‘Jackie’: A Truly Intimate Portrait | Film Review

 

“My husband was a great man”.

 

Was it all that Jackie had to express? Or was there more? Pablo Larrain’s captivating biopic follows Jackie being interviewed days after her husband’s assassination, as she tries to secure his legacy.

 

Jackie is brutally powerful. Bloody clothes stained with the remains of her husband’s brain. She removes it from her face before being violently subjected to the swearing-in of Lindon B. Johnson. And in an instant she is no longer first lady, no longer Mrs John F Kennedy and yet still covered with blood.

 

“I lost track somewhere, what was real, what was performance”.

 

Jackie is fictionally honest. Larrain inserts real footage from 1960s and interposes them with factual reconstitutions and fictional scenes. Larrain is a director who enjoys playing with facts and fiction. In Neruda, Larrain follows the persecuted communist poet, Pablo Neruda, from Chile using historical facts, fictional characters and beautiful scenery, giving the biopic, an almost poetic sensation.

 

In Jackie, Larrain restages the 1962 TV documentary, A Tour of the White House With Mrs John F Kennedy. We see Jackie brilliantly portrayed by Nathalie Portman but it is Jackie’s very own voice that we hear. Performance entered Jackie’s life and simply took over.

 

Jackie is utterly intimate. Numerous wordless and lonely scenes and looming close-ups. Jackie sleeps alone, Jackie drinks alone, Jackie with her children, Jackie wanders the White House, always alone.. Perhaps unlikely, these scenes open us to a much deeper and intimate look at the grieving mother.

 

“There should be more horses, more soldiers… There’s more crying, more cameras… I will march with Jack, alone if necessary”.

 

If it was her husband’s legacy that Jackie was desperately trying to save, it is with hers that we end up.

 

The Kennedy’s are still the most famous presidential couple in American history. We remember the surprising victory, the handsome president, the tragic ending and of course the beautiful Mrs. Kennedy.
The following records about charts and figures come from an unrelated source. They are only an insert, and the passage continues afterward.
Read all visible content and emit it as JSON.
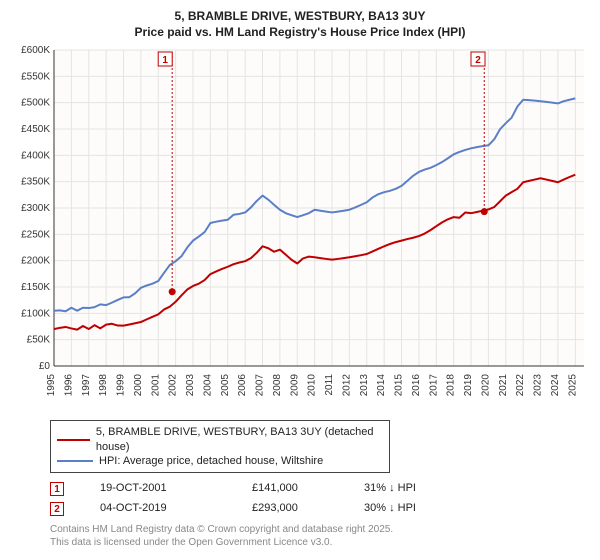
{
  "title_line1": "5, BRAMBLE DRIVE, WESTBURY, BA13 3UY",
  "title_line2": "Price paid vs. HM Land Registry's House Price Index (HPI)",
  "chart": {
    "type": "line",
    "background_color": "#ffffff",
    "plot_bg": "#fdfcfa",
    "grid_color": "#e4e4e4",
    "axis_color": "#333333",
    "x_years": [
      1995,
      1996,
      1997,
      1998,
      1999,
      2000,
      2001,
      2002,
      2003,
      2004,
      2005,
      2006,
      2007,
      2008,
      2009,
      2010,
      2011,
      2012,
      2013,
      2014,
      2015,
      2016,
      2017,
      2018,
      2019,
      2020,
      2021,
      2022,
      2023,
      2024,
      2025
    ],
    "xlim": [
      1995,
      2025.5
    ],
    "ylim": [
      0,
      600000
    ],
    "ytick_step": 50000,
    "y_ticks": [
      "£0",
      "£50K",
      "£100K",
      "£150K",
      "£200K",
      "£250K",
      "£300K",
      "£350K",
      "£400K",
      "£450K",
      "£500K",
      "£550K",
      "£600K"
    ],
    "tick_fontsize": 10,
    "tick_color": "#333333",
    "series": [
      {
        "name": "red",
        "color": "#c00000",
        "width": 2,
        "values": [
          70000,
          71000,
          73000,
          76000,
          80000,
          85000,
          95000,
          125000,
          150000,
          175000,
          185000,
          200000,
          225000,
          218000,
          198000,
          210000,
          205000,
          210000,
          215000,
          225000,
          235000,
          250000,
          265000,
          280000,
          293000,
          298000,
          320000,
          350000,
          355000,
          350000,
          360000
        ]
      },
      {
        "name": "blue",
        "color": "#5b7fc7",
        "width": 2,
        "values": [
          105000,
          107000,
          110000,
          118000,
          128000,
          145000,
          165000,
          200000,
          235000,
          268000,
          278000,
          295000,
          320000,
          300000,
          280000,
          300000,
          295000,
          300000,
          310000,
          330000,
          345000,
          365000,
          385000,
          400000,
          410000,
          420000,
          460000,
          505000,
          500000,
          495000,
          510000
        ]
      }
    ],
    "sale_markers": [
      {
        "num": "1",
        "x": 2001.8,
        "y": 141000,
        "label_x": 2001.4
      },
      {
        "num": "2",
        "x": 2019.76,
        "y": 293000,
        "label_x": 2019.4
      }
    ],
    "marker_color": "#c00000",
    "marker_box_border": "#c00000",
    "marker_box_text": "#c00000"
  },
  "legend": {
    "items": [
      {
        "color": "#c00000",
        "label": "5, BRAMBLE DRIVE, WESTBURY, BA13 3UY (detached house)"
      },
      {
        "color": "#5b7fc7",
        "label": "HPI: Average price, detached house, Wiltshire"
      }
    ]
  },
  "sales": [
    {
      "num": "1",
      "date": "19-OCT-2001",
      "price": "£141,000",
      "hpi": "31% ↓ HPI"
    },
    {
      "num": "2",
      "date": "04-OCT-2019",
      "price": "£293,000",
      "hpi": "30% ↓ HPI"
    }
  ],
  "footnote_line1": "Contains HM Land Registry data © Crown copyright and database right 2025.",
  "footnote_line2": "This data is licensed under the Open Government Licence v3.0."
}
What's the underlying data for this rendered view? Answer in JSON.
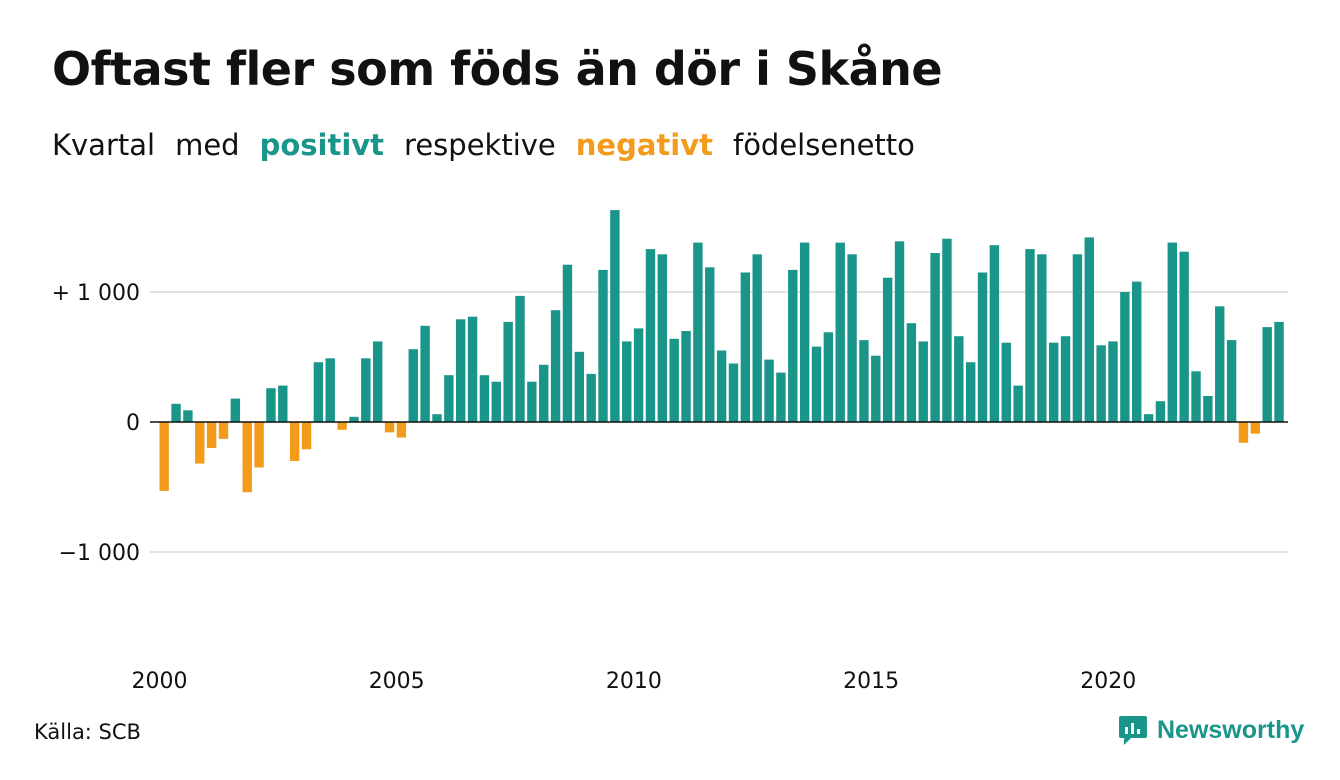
{
  "title": "Oftast fler som föds än dör i Skåne",
  "subtitle": {
    "part1": "Kvartal",
    "part2": "med",
    "positive": "positivt",
    "part3": "respektive",
    "negative": "negativt",
    "part4": "födelsenetto"
  },
  "source": "Källa: SCB",
  "brand": {
    "name": "Newsworthy",
    "icon": "newsworthy-logo-icon"
  },
  "colors": {
    "positive": "#1a9589",
    "negative": "#f39c1c",
    "grid": "#e3e3e3",
    "zero_line": "#111111"
  },
  "chart_data": {
    "type": "bar",
    "title": "Oftast fler som föds än dör i Skåne",
    "x_start_year": 2000,
    "x_tick_labels": [
      "2000",
      "2005",
      "2010",
      "2015",
      "2020"
    ],
    "y_tick_labels": [
      {
        "value": 1000,
        "label": "+ 1 000"
      },
      {
        "value": 0,
        "label": "0"
      },
      {
        "value": -1000,
        "label": "−1 000"
      }
    ],
    "ylim": [
      -1600,
      1600
    ],
    "grid": true,
    "values": [
      -530,
      140,
      90,
      -320,
      -200,
      -130,
      180,
      -540,
      -350,
      260,
      280,
      -300,
      -210,
      460,
      490,
      -60,
      40,
      490,
      620,
      -80,
      -120,
      560,
      740,
      60,
      360,
      790,
      810,
      360,
      310,
      770,
      970,
      310,
      440,
      860,
      1210,
      540,
      370,
      1170,
      1630,
      620,
      720,
      1330,
      1290,
      640,
      700,
      1380,
      1190,
      550,
      450,
      1150,
      1290,
      480,
      380,
      1170,
      1380,
      580,
      690,
      1380,
      1290,
      630,
      510,
      1110,
      1390,
      760,
      620,
      1300,
      1410,
      660,
      460,
      1150,
      1360,
      610,
      280,
      1330,
      1290,
      610,
      660,
      1290,
      1420,
      590,
      620,
      1000,
      1080,
      60,
      160,
      1380,
      1310,
      390,
      200,
      890,
      630,
      -160,
      -90,
      730,
      770
    ]
  }
}
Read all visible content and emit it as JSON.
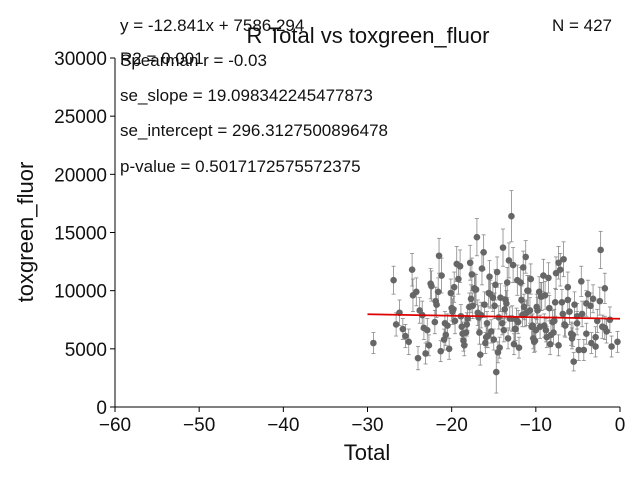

But what Larrain delivers is a truly intimate portrait of what has perhaps not been said enough: her grief, her passion, her love and her courage. All together nurtured by the powerful, sometimes brutal but mostly enthralling score by Mica Levi.

 

“People will remember your dignity, Mrs. Kennedy”.

 

Jackie, directed by Pablo Larrain and starring Nathalie Portman, Peter Sarsgarrd and Greta Gerwig, was released in the UK on Friday (January 20).